Oordeel 2020-72, zorgvuldig, NVO-melding, kanker, zorgvuldigheidseisen algemeen

Patiënt met uitgezaaide prostaatkanker, snelle achteruitgang, uitvoering euthanasie op zelfde dag als bezoek consulent.

In meldingen waarin de commissie van oordeel is dat de arts aan alle zorgvuldigheidseisen voldaan heeft en die geen enkele vraag oproepen, wordt de arts vrijwel altijd in een korte brief op de hoogte gesteld van de uitkomst van de beoordeling. De hieronder staande casus betreft een dergelijke melding. De tekst is dus niet een verzonden oordeel, maar een samenvatting van de casuïstiek van de betreffende melding.

Bij een man, tussen de 60 en 70 jaar oud, werd twaalf jaar voor het overlijden prostaatkanker vastgesteld. Ondanks een operatie waarbij de prostaat werd verwijderd werden nog geen jaar later uitzaaiingen in de botten geconstateerd. In de jaren daarna onderging de man nog chemotherapie, hormoontherapie en bestraling ter bestrijding hiervan, maar uiteindelijk werden er steeds meer uitzaaiingen in de botten, maar ook in de longen geconstateerd. Sinds anderhalve maand voor het overlijden was ook sprake van gevoelsstoornissen in de linker gelaatshelft door botuitzaaiingen in de schedelbasis. Genezing was niet meer mogelijk. De behandeling was uitsluitend nog palliatief van aard.

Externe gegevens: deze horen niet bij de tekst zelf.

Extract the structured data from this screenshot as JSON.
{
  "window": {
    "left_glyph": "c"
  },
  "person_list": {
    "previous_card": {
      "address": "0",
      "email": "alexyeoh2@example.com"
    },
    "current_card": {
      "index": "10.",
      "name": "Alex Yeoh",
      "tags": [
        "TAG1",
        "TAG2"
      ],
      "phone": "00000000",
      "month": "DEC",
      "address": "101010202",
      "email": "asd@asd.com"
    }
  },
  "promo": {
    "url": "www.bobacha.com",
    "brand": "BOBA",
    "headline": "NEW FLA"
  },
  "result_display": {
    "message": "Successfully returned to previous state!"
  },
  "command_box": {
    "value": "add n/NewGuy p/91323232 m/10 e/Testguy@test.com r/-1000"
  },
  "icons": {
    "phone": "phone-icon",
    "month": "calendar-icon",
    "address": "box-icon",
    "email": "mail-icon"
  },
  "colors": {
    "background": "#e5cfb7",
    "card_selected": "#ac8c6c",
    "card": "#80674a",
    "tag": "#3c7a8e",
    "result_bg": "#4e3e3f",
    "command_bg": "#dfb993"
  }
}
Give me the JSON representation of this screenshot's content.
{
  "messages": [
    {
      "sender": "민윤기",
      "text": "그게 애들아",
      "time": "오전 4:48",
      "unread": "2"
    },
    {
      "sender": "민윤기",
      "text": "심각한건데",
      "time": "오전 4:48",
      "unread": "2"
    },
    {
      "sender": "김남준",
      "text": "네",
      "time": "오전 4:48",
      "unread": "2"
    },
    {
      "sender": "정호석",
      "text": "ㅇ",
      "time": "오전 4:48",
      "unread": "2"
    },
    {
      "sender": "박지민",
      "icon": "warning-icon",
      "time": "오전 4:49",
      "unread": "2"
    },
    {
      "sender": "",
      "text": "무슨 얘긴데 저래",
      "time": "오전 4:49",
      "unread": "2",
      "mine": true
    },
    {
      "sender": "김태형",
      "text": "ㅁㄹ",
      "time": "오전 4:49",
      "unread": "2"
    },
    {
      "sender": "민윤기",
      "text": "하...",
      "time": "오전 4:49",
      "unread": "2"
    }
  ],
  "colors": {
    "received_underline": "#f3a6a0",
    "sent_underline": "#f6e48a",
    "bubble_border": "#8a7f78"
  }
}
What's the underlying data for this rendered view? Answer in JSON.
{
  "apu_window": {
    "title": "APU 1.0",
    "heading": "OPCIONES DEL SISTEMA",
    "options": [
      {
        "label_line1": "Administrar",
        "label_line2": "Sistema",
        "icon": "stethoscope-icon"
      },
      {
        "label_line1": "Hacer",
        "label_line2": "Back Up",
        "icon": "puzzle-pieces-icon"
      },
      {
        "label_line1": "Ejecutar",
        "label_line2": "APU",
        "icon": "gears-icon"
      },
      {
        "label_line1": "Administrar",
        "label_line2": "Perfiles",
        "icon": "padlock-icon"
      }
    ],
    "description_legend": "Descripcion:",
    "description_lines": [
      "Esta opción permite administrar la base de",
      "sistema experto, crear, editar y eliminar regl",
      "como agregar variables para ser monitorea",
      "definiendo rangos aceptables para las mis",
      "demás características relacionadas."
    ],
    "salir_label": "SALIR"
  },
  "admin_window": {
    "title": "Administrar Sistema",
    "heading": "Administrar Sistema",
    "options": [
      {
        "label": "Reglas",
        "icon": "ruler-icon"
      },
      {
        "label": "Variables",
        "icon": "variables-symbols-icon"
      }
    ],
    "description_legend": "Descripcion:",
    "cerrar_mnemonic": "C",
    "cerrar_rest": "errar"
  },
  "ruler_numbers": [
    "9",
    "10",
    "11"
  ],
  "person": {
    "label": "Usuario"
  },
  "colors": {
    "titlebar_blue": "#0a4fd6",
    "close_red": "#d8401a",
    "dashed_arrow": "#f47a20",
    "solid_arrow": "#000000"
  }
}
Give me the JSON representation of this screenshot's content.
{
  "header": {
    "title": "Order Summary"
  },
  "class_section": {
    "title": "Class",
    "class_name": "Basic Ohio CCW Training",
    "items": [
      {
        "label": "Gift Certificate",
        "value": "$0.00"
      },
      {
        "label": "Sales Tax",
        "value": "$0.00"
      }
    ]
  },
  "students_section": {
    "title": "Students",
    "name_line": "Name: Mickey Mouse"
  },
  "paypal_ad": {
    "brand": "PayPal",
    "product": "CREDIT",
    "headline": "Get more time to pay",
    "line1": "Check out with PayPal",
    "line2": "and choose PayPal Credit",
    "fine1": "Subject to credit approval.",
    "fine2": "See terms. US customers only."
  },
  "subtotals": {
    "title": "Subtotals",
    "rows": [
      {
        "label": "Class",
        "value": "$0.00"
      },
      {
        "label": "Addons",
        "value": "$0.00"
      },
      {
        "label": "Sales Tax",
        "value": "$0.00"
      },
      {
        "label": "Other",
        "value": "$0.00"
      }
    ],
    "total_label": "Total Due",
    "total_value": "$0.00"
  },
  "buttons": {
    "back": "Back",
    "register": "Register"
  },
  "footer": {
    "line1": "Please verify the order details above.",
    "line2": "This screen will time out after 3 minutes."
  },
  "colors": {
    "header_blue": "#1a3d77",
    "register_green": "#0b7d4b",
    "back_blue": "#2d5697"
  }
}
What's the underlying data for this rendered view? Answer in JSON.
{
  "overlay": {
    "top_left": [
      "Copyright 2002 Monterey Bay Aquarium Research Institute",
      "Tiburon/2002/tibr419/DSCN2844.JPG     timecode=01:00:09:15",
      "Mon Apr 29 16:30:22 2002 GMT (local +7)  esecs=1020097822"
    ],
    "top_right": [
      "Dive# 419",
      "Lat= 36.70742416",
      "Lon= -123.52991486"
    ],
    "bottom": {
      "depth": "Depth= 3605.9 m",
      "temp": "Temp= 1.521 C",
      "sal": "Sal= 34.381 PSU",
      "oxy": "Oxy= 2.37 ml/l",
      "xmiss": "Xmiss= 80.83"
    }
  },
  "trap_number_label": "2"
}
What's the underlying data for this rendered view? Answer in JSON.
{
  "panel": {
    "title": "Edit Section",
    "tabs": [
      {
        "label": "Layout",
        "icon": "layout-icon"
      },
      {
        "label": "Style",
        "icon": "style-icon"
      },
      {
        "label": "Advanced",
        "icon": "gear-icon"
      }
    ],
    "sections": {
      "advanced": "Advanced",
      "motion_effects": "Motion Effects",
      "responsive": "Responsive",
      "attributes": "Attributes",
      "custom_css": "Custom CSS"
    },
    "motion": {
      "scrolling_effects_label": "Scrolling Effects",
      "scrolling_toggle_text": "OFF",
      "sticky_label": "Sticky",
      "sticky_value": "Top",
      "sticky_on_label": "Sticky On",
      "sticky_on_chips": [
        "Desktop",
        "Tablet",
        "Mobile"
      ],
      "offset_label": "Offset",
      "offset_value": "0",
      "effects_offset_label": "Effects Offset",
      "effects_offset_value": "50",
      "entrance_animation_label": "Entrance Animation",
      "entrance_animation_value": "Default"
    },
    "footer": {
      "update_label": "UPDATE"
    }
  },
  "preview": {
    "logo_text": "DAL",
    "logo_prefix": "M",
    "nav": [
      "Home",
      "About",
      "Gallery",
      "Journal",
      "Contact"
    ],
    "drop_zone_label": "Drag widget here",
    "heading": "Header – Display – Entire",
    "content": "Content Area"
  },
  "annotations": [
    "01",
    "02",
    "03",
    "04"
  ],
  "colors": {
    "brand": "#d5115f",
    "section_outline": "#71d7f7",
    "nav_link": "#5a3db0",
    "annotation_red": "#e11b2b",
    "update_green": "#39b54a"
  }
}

In de weken voor het overlijden verslechterde de situatie van de man snel. Het lijden bestond uit ernstige vermoeidheid, benauwdheid en pijn in zijn rug, nek, oog en borstkas die ook met medicatie niet volledig onder controle was. De man kon niet meer eten en nog maar een beetje drinken waardoor hij verder verzwakte. Door het verstoorde gevoel in zijn gezicht, tong en pharynx (het gebied tussen de mond en de slokdarm) had hij continu het gevoel bijna te stikken, hoewel dit feitelijk niet zo was. De man raakte bedlegerig en werd volledig afhankelijk van anderen. Hij leed onder het verlies van autonomie en het gebrek aan perspectief. De man ervoer zijn lijden als ondraaglijk.

De arts was ervan overtuigd dat het lijden voor de man ondraaglijk en naar heersend medisch inzicht uitzichtloos was. Er waren geen voor de man aanvaardbare mogelijkheden meer om het lijden te verlichten. Verder kon uit de stukken worden afgeleid dat de arts en de specialist de man voldoende hadden voorgelicht over de situatie waarin hij zich bevond en zijn vooruitzichten.

De man had geregeld met de arts over euthanasie gesproken. Twee dagen voor het overlijden heeft de man de arts om daadwerkelijke uitvoering van de levensbeëindiging verzocht. Volgens de arts was er sprake van een vrijwillig en weloverwogen verzoek. De arts raadpleegde een onafhankelijke SCEN-arts als consulent. Deze bezocht de man op de dag van het overlijden en kwam tot de conclusie dat aan de zorgvuldigheidseisen was voldaan.

Gelet op de snelle achteruitgang van de man voerde de arts nog diezelfde dag de euthanasie uit met de middelen, in de hoeveelheid en op de wijze als aanbevolen in de KNMG/KNMP Richtlijn Uitvoering euthanasie en hulp bij zelfdoding van augustus 2012.

De commissie kwam tot het oordeel dat de arts gehandeld heeft overeenkomstig de zorgvuldigheidseisen.